Memory as the Foundation of Emotional AI
Our work on Fawn's memory system illustrates a broader truth about emotional intelligence in AI: without persistent, contextual memory, genuine relationships are impossible. Memory isn't just a technical feature—it's the foundation upon which all other aspects of relationship-building rest.
When Fawn remembers a user's science project from last week and asks how the presentation went, she's not just demonstrating technical prowess—she's building emotional connection through shared history. When she recalls that a user struggles with math but excels at creative writing, she's demonstrating the kind of personalized understanding that builds trust.

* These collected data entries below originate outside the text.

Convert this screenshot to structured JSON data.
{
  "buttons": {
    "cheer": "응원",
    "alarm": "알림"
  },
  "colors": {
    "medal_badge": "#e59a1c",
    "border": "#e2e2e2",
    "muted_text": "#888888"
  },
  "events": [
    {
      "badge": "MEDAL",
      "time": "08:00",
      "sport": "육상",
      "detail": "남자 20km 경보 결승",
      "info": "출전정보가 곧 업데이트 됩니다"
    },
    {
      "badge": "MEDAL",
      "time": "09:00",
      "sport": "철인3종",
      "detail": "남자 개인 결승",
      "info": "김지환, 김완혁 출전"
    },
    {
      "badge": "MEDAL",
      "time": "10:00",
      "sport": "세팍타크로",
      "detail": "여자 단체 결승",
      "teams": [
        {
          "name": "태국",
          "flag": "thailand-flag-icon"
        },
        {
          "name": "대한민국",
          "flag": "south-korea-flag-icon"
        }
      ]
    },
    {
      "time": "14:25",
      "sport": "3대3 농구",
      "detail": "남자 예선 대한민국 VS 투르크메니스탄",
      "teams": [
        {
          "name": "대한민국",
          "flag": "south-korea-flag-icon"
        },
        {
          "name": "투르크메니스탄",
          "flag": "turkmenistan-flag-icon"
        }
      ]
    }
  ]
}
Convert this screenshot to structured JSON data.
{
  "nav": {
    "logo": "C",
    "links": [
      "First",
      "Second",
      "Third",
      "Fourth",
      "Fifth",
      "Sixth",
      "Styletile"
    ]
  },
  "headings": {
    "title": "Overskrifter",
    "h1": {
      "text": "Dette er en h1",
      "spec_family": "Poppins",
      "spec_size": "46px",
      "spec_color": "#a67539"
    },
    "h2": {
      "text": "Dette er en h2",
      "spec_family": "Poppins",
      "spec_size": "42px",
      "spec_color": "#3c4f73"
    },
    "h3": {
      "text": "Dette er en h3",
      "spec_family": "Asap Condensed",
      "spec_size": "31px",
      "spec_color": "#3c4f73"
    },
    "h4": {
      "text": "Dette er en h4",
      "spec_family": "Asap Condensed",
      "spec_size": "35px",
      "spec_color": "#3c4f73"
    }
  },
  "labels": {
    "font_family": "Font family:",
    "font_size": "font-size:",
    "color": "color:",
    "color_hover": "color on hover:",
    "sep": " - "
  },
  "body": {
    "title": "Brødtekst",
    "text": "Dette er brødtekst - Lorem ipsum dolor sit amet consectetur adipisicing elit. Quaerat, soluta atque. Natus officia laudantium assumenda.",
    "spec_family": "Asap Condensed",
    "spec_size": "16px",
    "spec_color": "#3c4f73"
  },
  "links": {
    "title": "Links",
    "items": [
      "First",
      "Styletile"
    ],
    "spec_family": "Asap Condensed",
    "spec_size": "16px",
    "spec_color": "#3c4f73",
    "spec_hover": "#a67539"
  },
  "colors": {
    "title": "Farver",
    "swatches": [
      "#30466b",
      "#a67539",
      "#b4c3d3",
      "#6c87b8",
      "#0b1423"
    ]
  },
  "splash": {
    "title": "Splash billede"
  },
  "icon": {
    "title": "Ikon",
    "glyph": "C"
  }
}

These capabilities require memory that goes beyond simple information storage to include contextual awareness, emotional significance, and temporal understanding—precisely the challenges we've addressed in Fawn's memory architecture.
Technical Lessons for Memory in Emotional AI
Based on our experience building Fawn's memory system, several key lessons emerge for engineers working on emotionally intelligent AI:
- Balance precision and recall - The optimal memory system isn't the one that remembers everything or only the most relevant things, but one that finds the right balance for natural conversation.
- Implement asynchronous processing - Memory retrieval that happens in the background allows for both quick responses and relevant context.
- Rank memories on multiple dimensions - Consider recency, relevance, and temporal context when determining which memories to surface.
- Design for cross-modal access - Ensure memory persistence across different interaction channels for relationship continuity.
- Mimic human memory processes - The quirks and limitations of human memory can guide more natural AI memory implementation.
Conclusion
As we prepare to release Fawn more broadly, her memory system represents one of our most significant technical achievements. By creating persistent, cross-platform memory that balances precision and recall, we've built the foundation for an AI companion that can form genuine relationships with users.
The future of emotional AI doesn't just require intelligence—it requires memory that works the way human memory does, with all its contextual awareness, emotional significance, and imperfect but meaningful recall. At Fawn Friends, we're building that future one memory at a time.